Yani okur, daha kitabı okumadan, iki büyük referansla karşılaşıyor ve bu durum kitabın zorlu bir “edebî hesaplaşma” olacağına dair büyük beklentiler yaratıyor. Şimşek “büyük bir cüretle” (Joyce artı Tanpınar, daha ne olsun) giriştiği bu edebî oyundan, çokkatmanlı bir kurgu, edebiyatı dert edinen karakterler, kitaba serpiştirilen “Edebiyat nedir” tartışmaları ve tartışmaları çeşitlendiren dipnotlar sayesinde “iyi bir meta- anlatı” çıkarmayı başarıyor.

Kitap bir “intihal” uyarısıyla açılıyor: Cafer Alim adlı bir yazar, Leopold’un Sabunu adlı kitabı asıl yazarından “çalmış” ve bazı bölümleri değiştirerek kendi adıyla yayımlamıştır. Kitabın asıl yazarı da kitabı, kendi yazdığı orijinal hâliyle ve değiştirilen yerlere dair “dipnotlar”la yeniden yayımlamaya karar vermiştir. Okuduğumuz bu kitap da işte o asıl metindir ve dipnotlarda da “asıl yazar”ın açıklamalarını okuruz. Bu giriş kısmının kitaba asıl katkısı şu: Cafer Alim’in yaptığı değişikliklere dipnotlarla cevap veren asıl yazar, aslında edebiyatın “nasıl olması” gerektiğine dair bir metin daha oluşturmuş oluyor. Bir yandan “roman” devam ederken, bir yandan da alt kısımda edebiyatta perspektif, kurgu- gerçek ilişkisi, modern- postmodern bakış, tanrı yazar- yazarın ölümü gibi mevzulara dair “teorik” bir tartışma dönüyor. Ve bu tartışmalar, zaman zaman “roman” sayfalarına da sıçrıyor. Sıçrıyor çünkü romanın temel karakterleri de “edebiyat” dünyasından kişiler: alkolik yayıncı Mümtaz, “küçük, takıntılı” bir adam olan yazar adayı Fikret, herkesi sarsan “Kum” adlı bir kitap yazan bir “vergi- memuru” (tabii ki Kafka’ya gönderme), bir “deneysel- postmodern” yazar parodisi olan Rüstem Bal ve bir Tanpınar karakterini andıran hikâye- anlatıcısı Müfit Bey…

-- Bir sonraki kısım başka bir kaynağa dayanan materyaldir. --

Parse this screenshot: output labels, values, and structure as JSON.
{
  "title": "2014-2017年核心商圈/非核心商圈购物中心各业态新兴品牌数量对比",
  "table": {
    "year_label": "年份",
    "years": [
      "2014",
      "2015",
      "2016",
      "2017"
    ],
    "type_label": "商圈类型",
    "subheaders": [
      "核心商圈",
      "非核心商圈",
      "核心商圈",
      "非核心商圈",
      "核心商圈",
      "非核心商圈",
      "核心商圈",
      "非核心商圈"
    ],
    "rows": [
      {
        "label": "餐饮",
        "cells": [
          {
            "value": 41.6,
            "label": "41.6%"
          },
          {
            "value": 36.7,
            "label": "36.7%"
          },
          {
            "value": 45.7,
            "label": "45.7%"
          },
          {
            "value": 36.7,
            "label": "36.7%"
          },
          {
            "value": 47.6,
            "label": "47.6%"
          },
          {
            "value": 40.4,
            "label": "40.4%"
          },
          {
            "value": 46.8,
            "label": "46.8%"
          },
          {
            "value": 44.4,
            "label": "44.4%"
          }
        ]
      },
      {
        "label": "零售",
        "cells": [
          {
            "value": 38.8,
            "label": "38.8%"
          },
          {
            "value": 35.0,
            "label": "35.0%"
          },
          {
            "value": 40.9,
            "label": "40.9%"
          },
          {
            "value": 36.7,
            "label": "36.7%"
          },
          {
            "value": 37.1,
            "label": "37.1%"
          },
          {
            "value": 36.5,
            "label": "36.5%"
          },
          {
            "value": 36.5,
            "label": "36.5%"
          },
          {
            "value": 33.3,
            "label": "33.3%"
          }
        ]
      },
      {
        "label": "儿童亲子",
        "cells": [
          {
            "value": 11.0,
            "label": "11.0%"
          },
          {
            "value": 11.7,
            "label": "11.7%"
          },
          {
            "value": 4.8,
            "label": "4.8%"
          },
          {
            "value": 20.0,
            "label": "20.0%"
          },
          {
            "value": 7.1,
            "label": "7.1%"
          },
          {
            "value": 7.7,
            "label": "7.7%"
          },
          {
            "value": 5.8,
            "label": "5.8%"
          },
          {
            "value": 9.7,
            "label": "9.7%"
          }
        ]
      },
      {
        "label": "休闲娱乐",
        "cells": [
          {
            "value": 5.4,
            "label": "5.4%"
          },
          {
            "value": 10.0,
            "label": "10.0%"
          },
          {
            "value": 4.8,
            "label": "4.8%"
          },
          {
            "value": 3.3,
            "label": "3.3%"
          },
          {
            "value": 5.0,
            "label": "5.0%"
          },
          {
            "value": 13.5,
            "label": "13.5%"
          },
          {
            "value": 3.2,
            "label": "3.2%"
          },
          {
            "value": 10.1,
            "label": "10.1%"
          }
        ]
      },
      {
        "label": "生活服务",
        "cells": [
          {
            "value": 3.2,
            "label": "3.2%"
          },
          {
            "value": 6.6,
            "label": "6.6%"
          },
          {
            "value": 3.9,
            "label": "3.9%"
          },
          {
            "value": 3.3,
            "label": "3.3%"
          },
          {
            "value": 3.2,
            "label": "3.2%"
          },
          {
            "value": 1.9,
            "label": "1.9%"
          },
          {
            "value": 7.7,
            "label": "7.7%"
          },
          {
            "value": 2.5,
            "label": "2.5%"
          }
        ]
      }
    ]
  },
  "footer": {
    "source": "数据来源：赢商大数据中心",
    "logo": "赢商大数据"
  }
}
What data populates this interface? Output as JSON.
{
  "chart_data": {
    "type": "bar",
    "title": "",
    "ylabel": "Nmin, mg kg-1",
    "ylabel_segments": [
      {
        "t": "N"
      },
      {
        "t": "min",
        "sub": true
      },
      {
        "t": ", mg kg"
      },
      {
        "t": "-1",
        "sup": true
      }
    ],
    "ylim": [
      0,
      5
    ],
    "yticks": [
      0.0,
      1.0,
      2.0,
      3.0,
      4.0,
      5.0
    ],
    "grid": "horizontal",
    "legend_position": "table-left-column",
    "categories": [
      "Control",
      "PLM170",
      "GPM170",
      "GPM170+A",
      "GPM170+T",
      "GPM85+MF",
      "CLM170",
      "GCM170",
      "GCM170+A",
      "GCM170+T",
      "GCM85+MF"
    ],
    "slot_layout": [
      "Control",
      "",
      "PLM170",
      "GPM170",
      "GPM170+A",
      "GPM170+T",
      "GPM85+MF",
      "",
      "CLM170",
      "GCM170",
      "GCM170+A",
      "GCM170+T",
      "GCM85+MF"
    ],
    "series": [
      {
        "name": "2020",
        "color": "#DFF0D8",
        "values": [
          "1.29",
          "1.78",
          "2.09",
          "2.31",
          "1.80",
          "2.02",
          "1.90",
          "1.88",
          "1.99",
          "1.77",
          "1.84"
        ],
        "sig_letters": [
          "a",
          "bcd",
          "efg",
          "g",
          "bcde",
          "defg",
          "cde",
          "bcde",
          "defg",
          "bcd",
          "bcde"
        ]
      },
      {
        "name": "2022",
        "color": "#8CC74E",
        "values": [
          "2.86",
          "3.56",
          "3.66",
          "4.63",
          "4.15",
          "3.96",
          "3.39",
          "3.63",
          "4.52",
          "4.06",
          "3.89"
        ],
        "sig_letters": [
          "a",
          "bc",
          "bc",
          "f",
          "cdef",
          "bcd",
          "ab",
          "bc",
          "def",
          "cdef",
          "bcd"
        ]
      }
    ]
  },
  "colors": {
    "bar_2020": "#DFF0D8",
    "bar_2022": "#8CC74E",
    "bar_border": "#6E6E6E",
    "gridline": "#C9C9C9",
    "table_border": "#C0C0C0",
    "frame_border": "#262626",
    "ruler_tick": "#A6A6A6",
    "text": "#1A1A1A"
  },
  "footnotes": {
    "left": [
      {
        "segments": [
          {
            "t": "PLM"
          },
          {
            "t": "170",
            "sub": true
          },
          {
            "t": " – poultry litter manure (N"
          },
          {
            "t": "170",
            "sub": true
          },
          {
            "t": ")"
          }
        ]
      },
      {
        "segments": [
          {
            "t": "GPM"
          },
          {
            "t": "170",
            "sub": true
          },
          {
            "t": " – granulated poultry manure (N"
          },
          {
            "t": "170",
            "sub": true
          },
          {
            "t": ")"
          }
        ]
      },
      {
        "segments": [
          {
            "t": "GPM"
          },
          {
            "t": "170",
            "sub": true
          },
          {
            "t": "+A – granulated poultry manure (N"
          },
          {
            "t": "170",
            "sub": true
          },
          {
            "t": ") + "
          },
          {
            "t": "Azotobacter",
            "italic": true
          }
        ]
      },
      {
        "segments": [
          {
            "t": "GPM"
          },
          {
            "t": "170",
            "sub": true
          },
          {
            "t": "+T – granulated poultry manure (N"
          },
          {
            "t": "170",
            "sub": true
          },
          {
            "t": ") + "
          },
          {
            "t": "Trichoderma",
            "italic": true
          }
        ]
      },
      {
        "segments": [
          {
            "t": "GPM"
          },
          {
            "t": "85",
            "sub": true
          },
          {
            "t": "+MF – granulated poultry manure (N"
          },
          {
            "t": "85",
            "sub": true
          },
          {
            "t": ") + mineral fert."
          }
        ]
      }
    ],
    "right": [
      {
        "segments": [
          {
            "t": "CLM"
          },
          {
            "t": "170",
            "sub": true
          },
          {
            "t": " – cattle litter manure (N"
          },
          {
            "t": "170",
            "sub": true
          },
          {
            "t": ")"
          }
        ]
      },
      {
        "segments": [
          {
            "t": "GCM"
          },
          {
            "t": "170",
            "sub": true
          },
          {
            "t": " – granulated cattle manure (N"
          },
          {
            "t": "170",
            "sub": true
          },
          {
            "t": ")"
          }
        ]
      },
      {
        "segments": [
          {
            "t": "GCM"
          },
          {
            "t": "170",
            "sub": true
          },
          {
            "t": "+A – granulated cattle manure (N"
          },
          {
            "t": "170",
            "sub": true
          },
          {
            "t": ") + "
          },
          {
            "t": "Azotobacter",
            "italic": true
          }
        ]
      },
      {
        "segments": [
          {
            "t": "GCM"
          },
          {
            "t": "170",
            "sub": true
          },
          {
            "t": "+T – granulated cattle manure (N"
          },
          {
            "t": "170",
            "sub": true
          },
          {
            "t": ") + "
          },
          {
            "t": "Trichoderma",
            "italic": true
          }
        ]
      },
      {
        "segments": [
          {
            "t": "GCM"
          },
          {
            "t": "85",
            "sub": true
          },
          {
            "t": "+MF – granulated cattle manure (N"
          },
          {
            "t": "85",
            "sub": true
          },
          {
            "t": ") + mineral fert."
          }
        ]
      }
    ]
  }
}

Bu karakterlerin dâhil olduğu “edebî- polisiye” macerası ve edebiyat tartışmaları devam ederken, bir yerde karşımıza Yahya Kemal’in İkbal kahvesine benzer bir “kahve” yaratıp, oradan yeni bir edebiyat hareketi başlatmayı hayal eden bir “tıkanmış” yazar çıkıyor. Bu karakterin “hayali” bence bugün bilhassa önemli. Geçmişte “edebî- cemiyetler” ya da dergiler sayesinde mümkün olan “yeni edebî hareketler”in devri geçmiş olabilir ama edebiyatta yeni damarlar açmak hâlen mümkün ve gerekli.

Yeni başlayan bu “Tuhaf Etki” dizisi devam ederse, belki, ileride anılabilecek yeni bir edebî damar için bir vesile olabilir. Neden olmasın.